2008 was a turbulent year for the U.K.-based Tindersticks. After parting ways with founding members Dickon Hinchliffe and Alistair Macaulay, the remaining members of the band opted for a new line-up and a complete dissection of their distinctively brooding, R&B-tinged sound. What resulted was The Hungry Saw, an album so sparse it bordered on bleakness. It was a bold move for a band that had sustained a nearly 20-year career making the kind of wallowing, soulful music you’d be honored to sway to drunkenly at a wedding, with a dancing partner or without. For those who have been following Tindersticks’ career up to now, though, Falling Down A Mountain, might come as an even bigger shock.
Opening with the sprawling jazz rollick “Falling Down A Mountain,” Tindersticks almost seem to be toying with its fans’ perception of the band. New drummer David Kitt allows his percussive know-how to shake, rattle, and pop with jubilant verve providing, an instantly danceable backbone for the players to build upon. Terry Edwards’ trumpet coasts along washes of ambient guitar feedback, while Staples’ call-and-response mantra, “Baby won’t you come on, baby come on/ Falling down a mountain,” is wonderfully echoed by Dan McKenna’s bass line.

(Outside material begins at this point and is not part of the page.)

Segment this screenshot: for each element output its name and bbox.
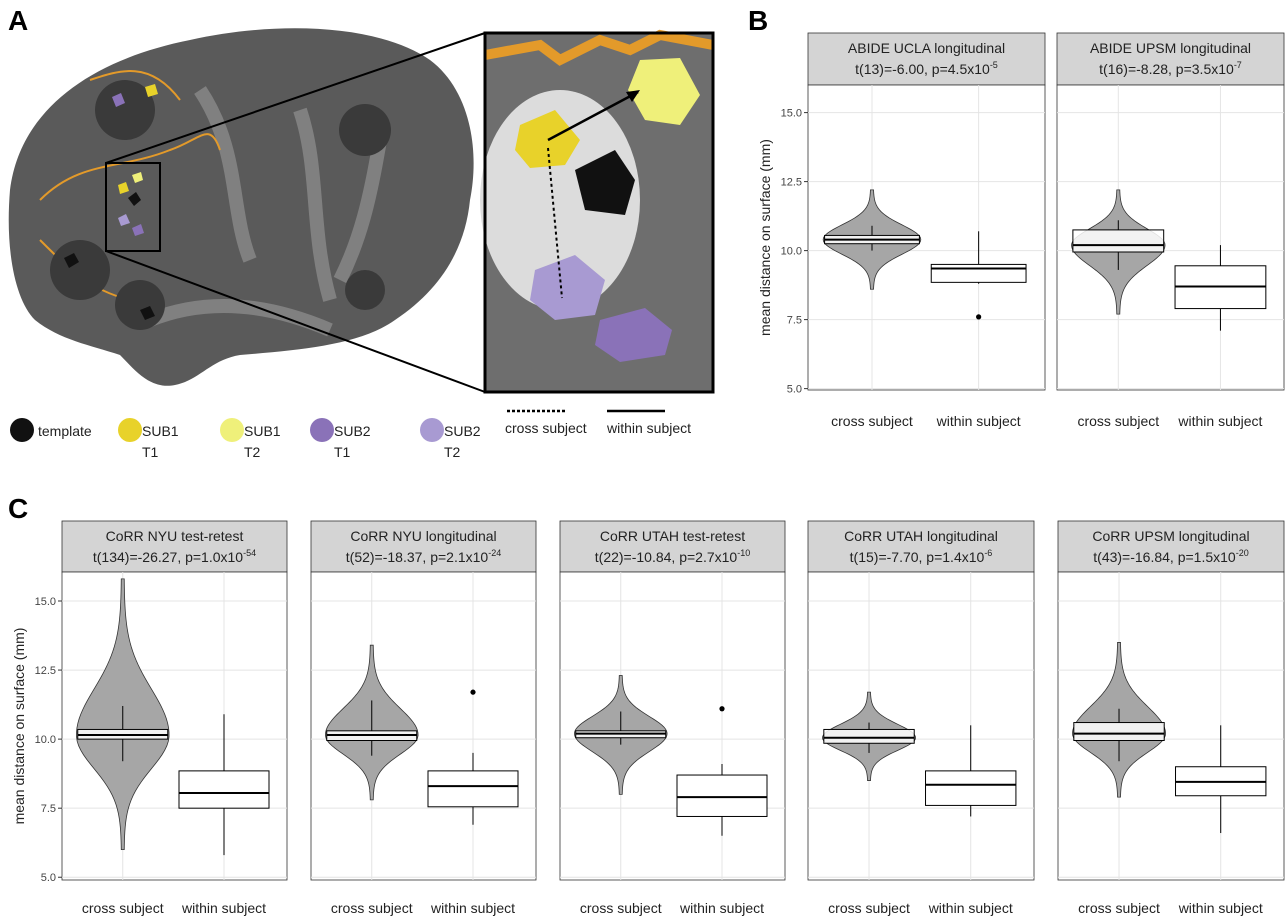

In fact, energetic arrangements hallmark Falling Down A Mountain, from the effortlessly catchy retro sunshine pop of “Harmony Around My Table” to the Velvet Underground-reminiscent “Black Smoke.” To a lesser degree, the flamenco guitars and Southwest-inspired landscapes of “She Rode Me Down” sustain this energy, but in the shadow of stronger songwriting elsewhere on the album, the track feels like a sheep in wolf’s clothing.
In true Tindersticks form, some of Falling Down A Mountain’s strongest moments also come in the form of tender balladry. “Peanuts,” a duet with reclusive Canadian singer Mary Margaret O’Hara, is a deceptively simple track about the sacrifices, big and small, one often makes for love. “Keep You Beautiful” is a seductive Bacharach-inspired arrangement made more stoic by Staples’ delicate delivery. While penultimate track “Factory Girls” begins with simplistic piano tinkering that crescendos into a swell of epic chamber pop with David Boulter’s masterful piano playing cascading down the arrangement like stardust.
The album closes with “Piano Music,” an oddly arranged, string-laden instrumental that makes for an appropriate ending to an album of such unlikely beauty and hard won joy. While not the definitive Tindersticks album, Falling Down A Mountain is a compassionate, delicately rendered collection of songs that warrants repeated listening.